What Happens Now(79)
It wasn’t like I hadn’t prepared for this. I’d played the scene over and over in my head for days now, letting it go one way, then another. Trying out different things to say and a range of reactions to feel. In this little mental theater of mine, Mom was always the same: Angry. Indignant. Unreasonable. (Also, Wrong. Eternally Wrong.)
Problem was, right now she was not any of these things. All I could see in her face was pain, unfiltered and stripped of pretense.
Her pain triggered my pain. There and then and always, for as long as I could remember.
It was different now because I knew I was the cause of it. None of my rehearsed imaginary reactions applied here.
I ran down the hall to my room and slammed the door.
Ten minutes later, Richard rapped softly on my door. I knew he’d just come out of Danielle’s room after reading to her. “She wants you,” he said.
Danielle was already tangled up in her covers, like she’d purposely thrashed around to create the effect. Her still-damp hair spread out on the pillow and I winced to think of how badly it would be knotted in the morning, and how much she’d scream when we tried to brush it.
“Hi, kiddo,” I said, sinking onto the bed next to her.
Dani was staring out the window. “I wrote a note to Jasmine the other day. She took it but she hasn’t answered me yet. Do you think I should write another?”
In my resentment, I’d stopped checking the windowsill for fairy mail every night. Maybe my mother had collected the note, or maybe it had simply fallen between the wall and the bed. I’d have to check in the morning when Dani wasn’t around.
“I guess it depends,” I said. “What did your letter say?”
“I know it’s silly,” whispered Dani, her eyes following something on the ceiling. “But I asked her how to tell when people have stopped being in love with each other.”
The Biggest Fight Ever must have been exactly that.
“What were Mom and Richard fighting about?”
Dani looked at me guiltily.
“I need to know so I can apologize to them,” I lied.

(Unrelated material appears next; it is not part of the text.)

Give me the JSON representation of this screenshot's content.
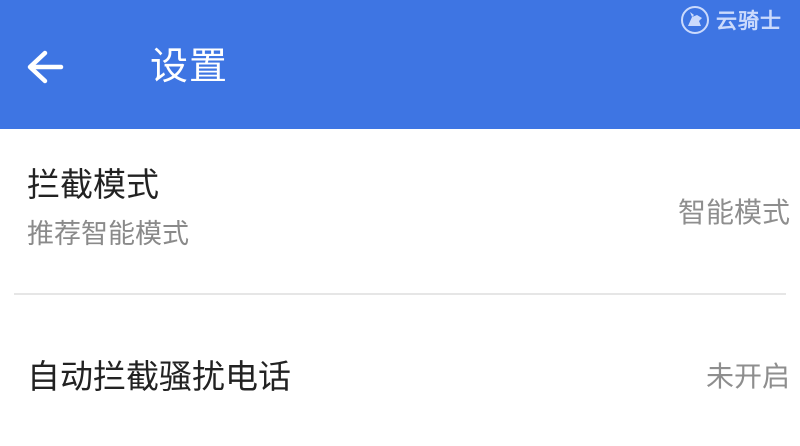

Danielle grabbed two items from her windowsill: a figurine of a fantasy wolf-creature with wings, and some miniature creepy Barbie that had come from a Happy Meal.
She made the wolf speak in a low, deep voice that actually sounded nothing like her father’s: “‘Kate, what’s the big deal? She got a babysitter and prepaid her, for chrissake.’”
“‘But honey,’” said Dani as my mom in a dead-on imitation, “‘she’s never gone against the rules before and it scares me.’”
“‘You can’t control everything.’”
“‘But I’m so busy with my great new job and I have to support us now and I’m so great and me me me! Mememememe!’”
Danielle looked up at me. “Okay, she didn’t say that last part.” She put her toys down. “They have stopped loving each other, haven’t they?”
Who knew. Not us. Probably not them, either.
“I’ll be interested to see what Jasmine has to say on the topic,” I said by way of an answer. “Will you show me her letter, when it comes?”
Danielle smiled. “Sure,” she said. “Are you confused about that stuff, too? Like with Camden?”
I lay my head down on the pillow next to hers and looked into her clear, clear eyes.
“Everyone’s confused about that stuff. Always.”
“Except the fairies.”
“Well, obviously.”
Dani’s hand found my left wrist and she tried to circle it with her small fingers.
“Will you stay until I fall asleep?”
“Sure,” I said, “but you know my rule. No talking.”
She nodded, and we lay like that for a while, staring at each other until her eyelids or my eyelids shut first. It was probably a draw.
When I woke up a little while later, the light had gone completely from the room. All I could see above me was the cracked ceiling of my sister’s room. If I unfocused my eyes, I could pretend it was the sky above Camden’s patio. But that exact sky during our exact moment would never happen again.
Without it, it was easy to feel like the Possible had closed itself off to me. I hadn’t known what to do with it. I’d mishandled it somehow and lost my privileges.
I sneaked out of Dani’s room and once I was back in my own room, I did the only thing that seemed like a solution anymore. I called the boy I loved. Who now knew I loved him but hadn’t said it back.
It rang and rang and rang, until his voice mail picked up.
I didn’t leave a message.
When I walked into the family room the next morning, Mom was pulling a blanket off the couch. There were folded sheets and a pillow on an ottoman nearby.
“Did Richard sleep in here?” I asked.
“No,” she said, shaking out the blanket so it made a curt snapping noise. “I did.” She checked her watch. “Richard’s leaving for the store in about fifteen minutes, so you should get ready. With the Ribfest out at the fairgrounds, it could get busy today.”
“Okay,” I said, then leaned against the wall. She was speaking to me. That was something. “And then what?”
“Dinner at Moose’s,” she said. “Like always.”